A DECISION to ban children from singing 'Baa Baa Black Sheep' at two Oxfordshire nurseries has caused widespread outrage.

The Oxford Sure Start Centre in Sutton Courtenay and the Family Centre in Abingdon, had claimed they were preventing youngsters from singing the traditional nursery rhyme, asking them instead to chant "Baa Baa Rainbow Sheep", to comply with equal opportunities rules.

But following criticism from councillors and academics, they have done a U-turn and said children are encouraged to use a range of adjectives and adverbs to sing the song including 'black'.

Earlier this week Stuart Chamberlain, of the Sure Start Centre, said: "Basically we have taken the equal opportunities approach to everything we do. This is fairly standard across nurseries. We are following stringent equal opportunities rules. No one should feel they are pointed out because of their race, gender, or anything else."

But after being contacted by The Oxford Times, the charity Parents And Children Together, which runs the two centres, said it would be turning the song into an "action rhyme".

Chief executive Yvette Gayford said: "They sing happy, sad, bouncing, hopping, pink, blue, black and white sheep and they also exchange boy and girl at the end of the rhyme."

Reports of the nurseries' actions provoked an outcry, as the rhyme has nothing to do with race.
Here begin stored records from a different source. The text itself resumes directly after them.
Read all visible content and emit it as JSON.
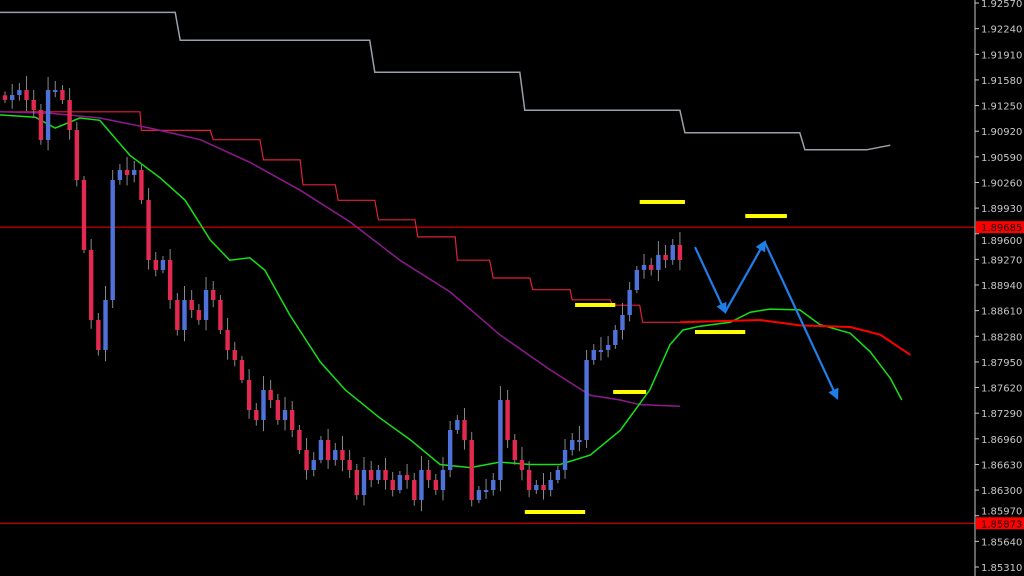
{
  "chart_data": {
    "type": "candlestick",
    "title": "",
    "xlabel": "",
    "ylabel": "",
    "ylim": [
      1.853,
      1.926
    ],
    "y_ticks": [
      "1.92570",
      "1.92240",
      "1.91910",
      "1.91580",
      "1.91250",
      "1.90920",
      "1.90590",
      "1.90260",
      "1.89930",
      "1.89600",
      "1.89270",
      "1.88940",
      "1.88610",
      "1.88280",
      "1.87950",
      "1.87620",
      "1.87290",
      "1.86960",
      "1.86630",
      "1.86300",
      "1.85970",
      "1.85640",
      "1.85310"
    ],
    "grid": false,
    "colors": {
      "background": "#000000",
      "up": "#4f72d9",
      "down": "#e2294f",
      "wick": "#8a8a8a",
      "axis": "#c8c8c8",
      "hline": "#ff0000",
      "gray_line": "#9aa0a8",
      "step_line": "#e0203c",
      "magenta_line": "#8e1a8e",
      "green_line": "#16e016",
      "forecast_red": "#ff0000",
      "yellow_mark": "#ffff00",
      "arrow": "#1e7fe8"
    },
    "closes": [
      1.91322,
      1.91386,
      1.9145,
      1.91322,
      1.91193,
      1.90807,
      1.9145,
      1.9145,
      1.91322,
      1.90935,
      1.90292,
      1.89391,
      1.8849,
      1.88103,
      1.88747,
      1.90292,
      1.90421,
      1.90356,
      1.90421,
      1.90034,
      1.89262,
      1.89134,
      1.89262,
      1.88747,
      1.88361,
      1.88747,
      1.88618,
      1.8849,
      1.88876,
      1.88747,
      1.88361,
      1.88103,
      1.87975,
      1.87717,
      1.87331,
      1.87202,
      1.87589,
      1.8746,
      1.87202,
      1.87331,
      1.87074,
      1.86816,
      1.86559,
      1.86687,
      1.86945,
      1.86687,
      1.86816,
      1.86687,
      1.86559,
      1.86237,
      1.86559,
      1.8643,
      1.86559,
      1.8643,
      1.86301,
      1.86494,
      1.8643,
      1.86172,
      1.86559,
      1.8643,
      1.86301,
      1.86559,
      1.87074,
      1.87202,
      1.86945,
      1.86172,
      1.86301,
      1.86301,
      1.8643,
      1.8746,
      1.86945,
      1.86687,
      1.86559,
      1.86301,
      1.86366,
      1.86301,
      1.8643,
      1.86559,
      1.86816,
      1.86945,
      1.86945,
      1.87975,
      1.88103,
      1.88103,
      1.88168,
      1.88361,
      1.88554,
      1.88876,
      1.89134,
      1.89198,
      1.89134,
      1.89327,
      1.89262,
      1.89455,
      1.89262
    ],
    "horizontal_lines": [
      {
        "price": 1.89685,
        "label": "1.89685"
      },
      {
        "price": 1.85873,
        "label": "1.85873"
      }
    ],
    "lines": {
      "gray": [
        [
          -1,
          1.9245
        ],
        [
          23.7,
          1.9245
        ],
        [
          24.4,
          1.9209
        ],
        [
          50.8,
          1.9209
        ],
        [
          51.5,
          1.9168
        ],
        [
          71.7,
          1.9168
        ],
        [
          72.4,
          1.9119
        ],
        [
          94,
          1.9119
        ],
        [
          94.7,
          1.909
        ],
        [
          110.7,
          1.909
        ],
        [
          111.4,
          1.9068
        ],
        [
          120,
          1.9068
        ],
        [
          123.3,
          1.9074
        ]
      ],
      "step_red": [
        [
          -0.7,
          1.9117
        ],
        [
          18.8,
          1.9117
        ],
        [
          19,
          1.9093
        ],
        [
          28.6,
          1.9093
        ],
        [
          29,
          1.9081
        ],
        [
          35.5,
          1.9081
        ],
        [
          36,
          1.9055
        ],
        [
          41.1,
          1.9055
        ],
        [
          41.5,
          1.9023
        ],
        [
          46,
          1.9023
        ],
        [
          46.4,
          1.9003
        ],
        [
          51.5,
          1.9003
        ],
        [
          52,
          1.8978
        ],
        [
          57.1,
          1.8978
        ],
        [
          57.5,
          1.8956
        ],
        [
          62.7,
          1.8956
        ],
        [
          63,
          1.8926
        ],
        [
          67.5,
          1.8926
        ],
        [
          68,
          1.8903
        ],
        [
          73.1,
          1.8903
        ],
        [
          73.5,
          1.8888
        ],
        [
          78.7,
          1.8888
        ],
        [
          79,
          1.8875
        ],
        [
          84.3,
          1.8875
        ],
        [
          84.6,
          1.8868
        ],
        [
          88.4,
          1.8868
        ],
        [
          88.8,
          1.8846
        ],
        [
          94,
          1.8846
        ]
      ],
      "forecast_red": [
        [
          94,
          1.8846
        ],
        [
          105.2,
          1.8849
        ],
        [
          110.7,
          1.8842
        ],
        [
          117.7,
          1.884
        ],
        [
          121.9,
          1.883
        ],
        [
          126.1,
          1.8804
        ]
      ],
      "magenta": [
        [
          -0.7,
          1.9117
        ],
        [
          6.3,
          1.9115
        ],
        [
          13.2,
          1.9109
        ],
        [
          20.2,
          1.9096
        ],
        [
          27.2,
          1.9081
        ],
        [
          34.1,
          1.9052
        ],
        [
          41.1,
          1.9016
        ],
        [
          48.1,
          1.8975
        ],
        [
          55,
          1.8926
        ],
        [
          62,
          1.8885
        ],
        [
          68.9,
          1.883
        ],
        [
          75.9,
          1.8785
        ],
        [
          81.5,
          1.8752
        ],
        [
          85.7,
          1.8746
        ],
        [
          88.4,
          1.874
        ],
        [
          94,
          1.8738
        ]
      ],
      "green": [
        [
          -0.7,
          1.9113
        ],
        [
          4.2,
          1.911
        ],
        [
          7,
          1.9096
        ],
        [
          10.4,
          1.9109
        ],
        [
          13.2,
          1.9106
        ],
        [
          17.4,
          1.9061
        ],
        [
          21.6,
          1.9032
        ],
        [
          25.1,
          1.9003
        ],
        [
          28.6,
          1.8952
        ],
        [
          31.3,
          1.8926
        ],
        [
          34.1,
          1.8929
        ],
        [
          36.2,
          1.8913
        ],
        [
          39.7,
          1.8855
        ],
        [
          43.9,
          1.8795
        ],
        [
          47.4,
          1.8759
        ],
        [
          52.2,
          1.8723
        ],
        [
          56.4,
          1.8695
        ],
        [
          60.6,
          1.8663
        ],
        [
          64.8,
          1.8659
        ],
        [
          68.9,
          1.8666
        ],
        [
          73.1,
          1.8663
        ],
        [
          77.3,
          1.8663
        ],
        [
          81.5,
          1.8675
        ],
        [
          85.7,
          1.8707
        ],
        [
          89.8,
          1.8759
        ],
        [
          92.6,
          1.8817
        ],
        [
          94.4,
          1.8836
        ],
        [
          96.8,
          1.8841
        ],
        [
          101,
          1.8846
        ],
        [
          103.8,
          1.8859
        ],
        [
          106.5,
          1.8863
        ],
        [
          110.7,
          1.8862
        ],
        [
          113.5,
          1.8843
        ],
        [
          117.7,
          1.8832
        ],
        [
          120.5,
          1.8808
        ],
        [
          123.3,
          1.8774
        ],
        [
          124.9,
          1.8746
        ]
      ]
    },
    "yellow_marks": [
      {
        "from": 88.4,
        "to": 94.7,
        "price": 1.90009
      },
      {
        "from": 103.1,
        "to": 108.9,
        "price": 1.89828
      },
      {
        "from": 79.4,
        "to": 85.0,
        "price": 1.88683
      },
      {
        "from": 96.1,
        "to": 103.1,
        "price": 1.88335
      },
      {
        "from": 84.7,
        "to": 89.3,
        "price": 1.87563
      },
      {
        "from": 72.4,
        "to": 80.8,
        "price": 1.86018
      }
    ],
    "arrows": [
      {
        "from": [
          96.1,
          1.89429
        ],
        "to": [
          100.3,
          1.88592
        ]
      },
      {
        "from": [
          100.3,
          1.88592
        ],
        "to": [
          105.8,
          1.89494
        ]
      },
      {
        "from": [
          105.8,
          1.89494
        ],
        "to": [
          115.9,
          1.87486
        ]
      }
    ]
  }
}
It dates back to the Middle Ages and relates to a tax imposed on wool.

Keith Mitchell, leader of the county council, said: "This is another example of political correctness gone mad and it cannot be tolerated. This is a madness that is creeping into our society."

Marilyn Butler, a retired professor of English literature at Cambridge University and former rector of Exeter College, Oxford, said: "Nursery rhymes tell a story that people at the time knew about, that's why it's so ridiculous to pick that word out.

"To have the idea that the word black has only got such a narrow meaning is completely absurd.

"The whole fun with nursery rhymes is to figure out what the original story is. It would make far more sense to explain to the children the meaning and the history of the rhyme."